A Randomized, Double-Blind, Placebo-Controlled, Multicenter Study to Assess the Efficacy and Safety of Topiramate Controlled-Release in the Treatment of Obese, Type 2 Diabetic Patients

Abstract

Objective: This is a randomized, placebo-controlled study of the weight loss efficacy and safety of a controlled-release (CR) formulation of topiramate in overweight and obese patients with type 2 diabetes, treated with diet and exercise alone, or in combination with metformin.

Research Design and Methods: Patients with type 2 diabetes, BMI ≥27, with HbA_1c >6.5% and <11.0%, treated with diet and exercise alone or in combination with metformin monotherapy were enrolled. Patients were randomized to placebo or topiramate CR titrated up to 175 mg/d. Treatment consisted of a 7-week titration phase followed by a 9-week maintenance phase.

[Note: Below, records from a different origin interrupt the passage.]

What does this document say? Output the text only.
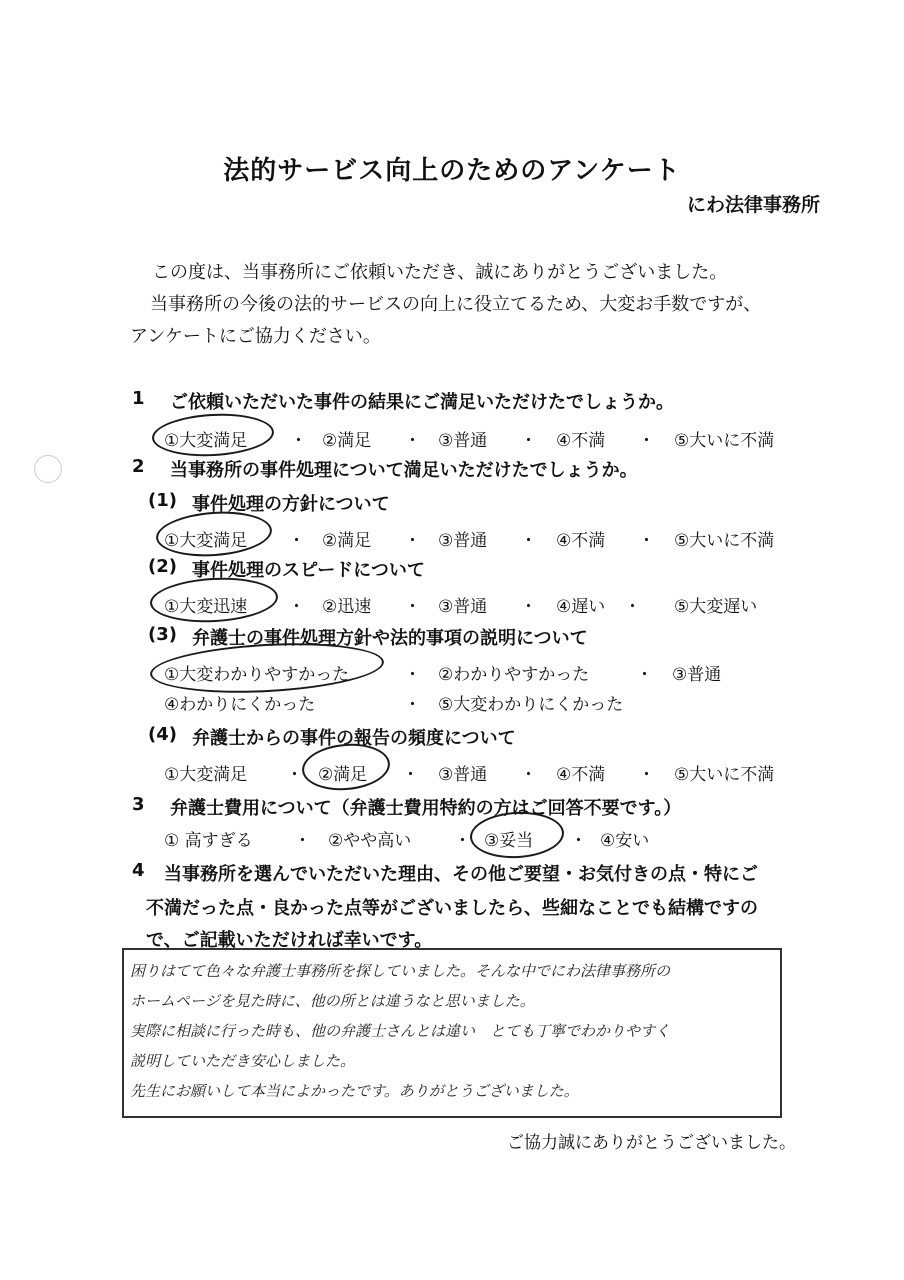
法的サービス向上のためのアンケート
にわ法律事務所
この度は、当事務所にご依頼いただき、誠にありがとうございました。
当事務所の今後の法的サービスの向上に役立てるため、大変お手数ですが、
アンケートにご協力ください。
1 ご依頼いただいた事件の結果にご満足いただけたでしょうか。
①大変満足	・ ②満足 ・ ③普通 ・ ④不満 ・ ⑤大いに不満
2 当事務所の事件処理について満足いただけたでしょうか。
(1) 事件処理の方針について
①大変満足 ・ ②満足 ・ ③普通 ・ ④不満 ・ ⑤大いに不満
(2) 事件処理のスピードについて
①大変迅速 ・ ②迅速 ・ ③普通 ・ ④遅い ・ ⑤大変遅い
(3) 弁護士の事件処理方針や法的事項の説明について
①大変わかりやすかった	・ ②わかりやすかった	・ ③普通
④わかりにくかった	・ ⑤大変わかりにくかった
(4) 弁護士からの事件の報告の頻度について
①大変満足 ・ ②満足 ・ ③普通 ・ ④不満 ・ ⑤大いに不満
3 弁護士費用について（弁護士費用特約の方はご回答不要です。）
① 高すぎる ・ ②やや高い	・ ③妥当 ・ ④安い
4 当事務所を選んでいただいた理由、その他ご要望・お気付きの点・特にご
不満だった点・良かった点等がございましたら、些細なことでも結構ですの
で、ご記載いただければ幸いです。
困りはてて色々な弁護士事務所を探していました。そんな中でにわ法律事務所の
ホームページを見た時に、他の所とは違うなと思いました。
実際に相談に行った時も、他の弁護士さんとは違い　とても丁寧でわかりやすく
説明していただき安心しました。
先生にお願いして本当によかったです。ありがとうございました。
ご協力誠にありがとうございました。
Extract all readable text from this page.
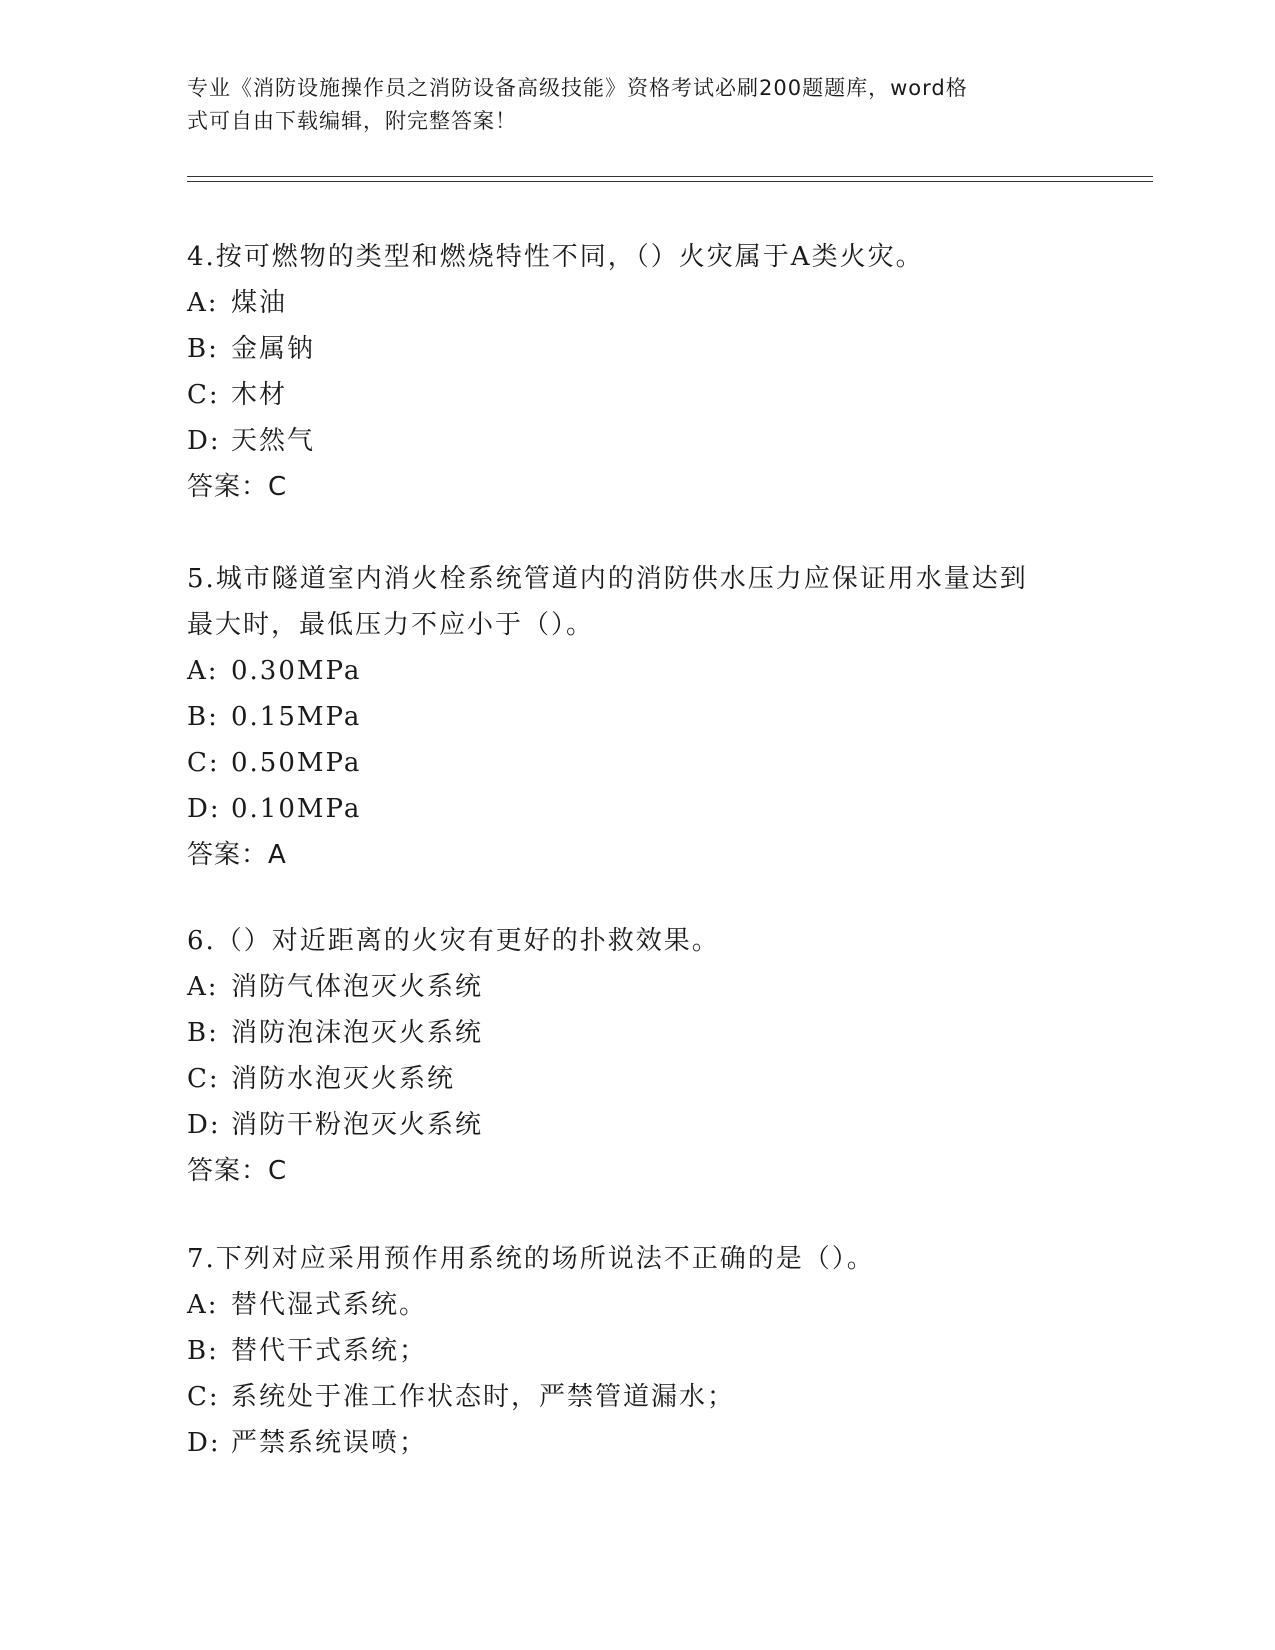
专业《消防设施操作员之消防设备高级技能》资格考试必刷200题题库，word格
式可自由下载编辑，附完整答案！

4.按可燃物的类型和燃烧特性不同，（）火灾属于A类火灾。

A: 煤油

B: 金属钠

C: 木材

D: 天然气

答案：C

5.城市隧道室内消火栓系统管道内的消防供水压力应保证用水量达到

最大时，最低压力不应小于（）。

A: 0.30MPa

B: 0.15MPa

C: 0.50MPa

D: 0.10MPa

答案：A

6.（）对近距离的火灾有更好的扑救效果。

A: 消防气体泡灭火系统

B: 消防泡沫泡灭火系统

C: 消防水泡灭火系统

D: 消防干粉泡灭火系统

答案：C

7.下列对应采用预作用系统的场所说法不正确的是（）。

A: 替代湿式系统。

B: 替代干式系统；

C: 系统处于准工作状态时，严禁管道漏水；

D: 严禁系统误喷；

Results: A total of 111 subjects were randomized and analyzed. By the end of week 16, patients in the placebo and topiramate groups lost 2.5 kg and 6.0 kg, which represented 2.3% and 5.8%, respectively, of their baseline body weight (P<0.001 vs placebo). HbA_1c improved from a baseline of 7.4% in the placebo and 7.6% in the topiramate groups to 7.1% and 6.7% respectively, representing a 0.4%, and 0.9% reduction from baseline (P<0.001 vs. placebo). Topiramate also significantly reduced blood pressure and urinary albumin excretion. Adverse events were predominantly neuropsychiatric, or central and peripheral nervous system-related.

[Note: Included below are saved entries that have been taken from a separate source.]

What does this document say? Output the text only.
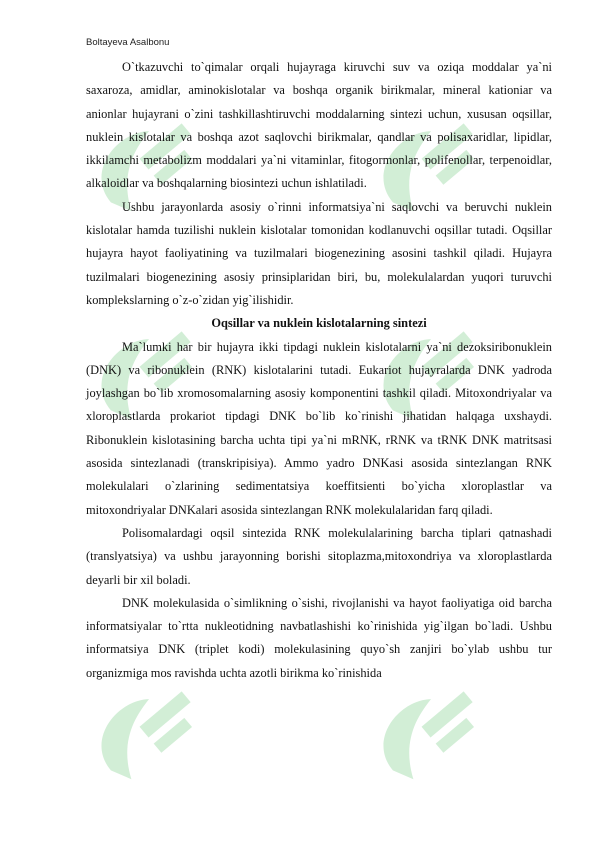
Boltayeva Asalbonu

O`tkazuvchi to`qimalar orqali hujayraga kiruvchi suv va oziqa moddalar ya`ni saxaroza, amidlar, aminokislotalar va boshqa organik birikmalar, mineral kationiar va anionlar hujayrani o`zini tashkillashtiruvchi moddalarning sintezi uchun, xususan oqsillar, nuklein kislotalar va boshqa azot saqlovchi birikmalar, qandlar va polisaxaridlar, lipidlar, ikkilamchi metabolizm moddalari ya`ni vitaminlar, fitogormonlar, polifenollar, terpenoidlar, alkaloidlar va boshqalarning biosintezi uchun ishlatiladi.

Ushbu jarayonlarda asosiy o`rinni informatsiya`ni saqlovchi va beruvchi nuklein kislotalar hamda tuzilishi nuklein kislotalar tomonidan kodlanuvchi oqsillar tutadi. Oqsillar hujayra hayot faoliyatining va tuzilmalari biogenezining asosini tashkil qiladi. Hujayra tuzilmalari biogenezining asosiy prinsiplaridan biri, bu, molekulalardan yuqori turuvchi komplekslarning o`z-o`zidan yig`ilishidir.

Oqsillar va nuklein kislotalarning sintezi

Ma`lumki har bir hujayra ikki tipdagi nuklein kislotalarni ya`ni dezoksiribonuklein (DNK) va ribonuklein (RNK) kislotalarini tutadi. Eukariot hujayralarda DNK yadroda joylashgan bo`lib xromosomalarning asosiy komponentini tashkil qiladi. Mitoxondriyalar va xloroplastlarda prokariot tipdagi DNK bo`lib ko`rinishi jihatidan halqaga uxshaydi. Ribonuklein kislotasining barcha uchta tipi ya`ni mRNK, rRNK va tRNK DNK matritsasi asosida sintezlanadi (transkripisiya). Ammo yadro DNKasi asosida sintezlangan RNK molekulalari o`zlarining sedimentatsiya koeffitsienti bo`yicha xloroplastlar va mitoxondriyalar DNKalari asosida sintezlangan RNK molekulalaridan farq qiladi.

Polisomalardagi oqsil sintezida RNK molekulalarining barcha tiplari qatnashadi (translyatsiya) va ushbu jarayonning borishi sitoplazma,mitoxondriya va xloroplastlarda deyarli bir xil boladi.

DNK molekulasida o`simlikning o`sishi, rivojlanishi va hayot faoliyatiga oid barcha informatsiyalar to`rtta nukleotidning navbatlashishi ko`rinishida yig`ilgan bo`ladi. Ushbu informatsiya DNK (triplet kodi) molekulasining quyo`sh zanjiri bo`ylab ushbu tur organizmiga mos ravishda uchta azotli birikma ko`rinishida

Conclusion: Topiramate CR treatment produced significant weight loss and meaningful improvements in HbA_1c and blood pressure in obese patients with type 2 diabetes mellitus treated with diet and exercise or in combination with metformin. However, the CNS and psychiatric adverse event profile of topiramate CR makes it unsuitable for the treatment of obesity and diabetes.

Conclusion: The study has been registered at www.ClinicalTrials.gov, identifier NCT00231647.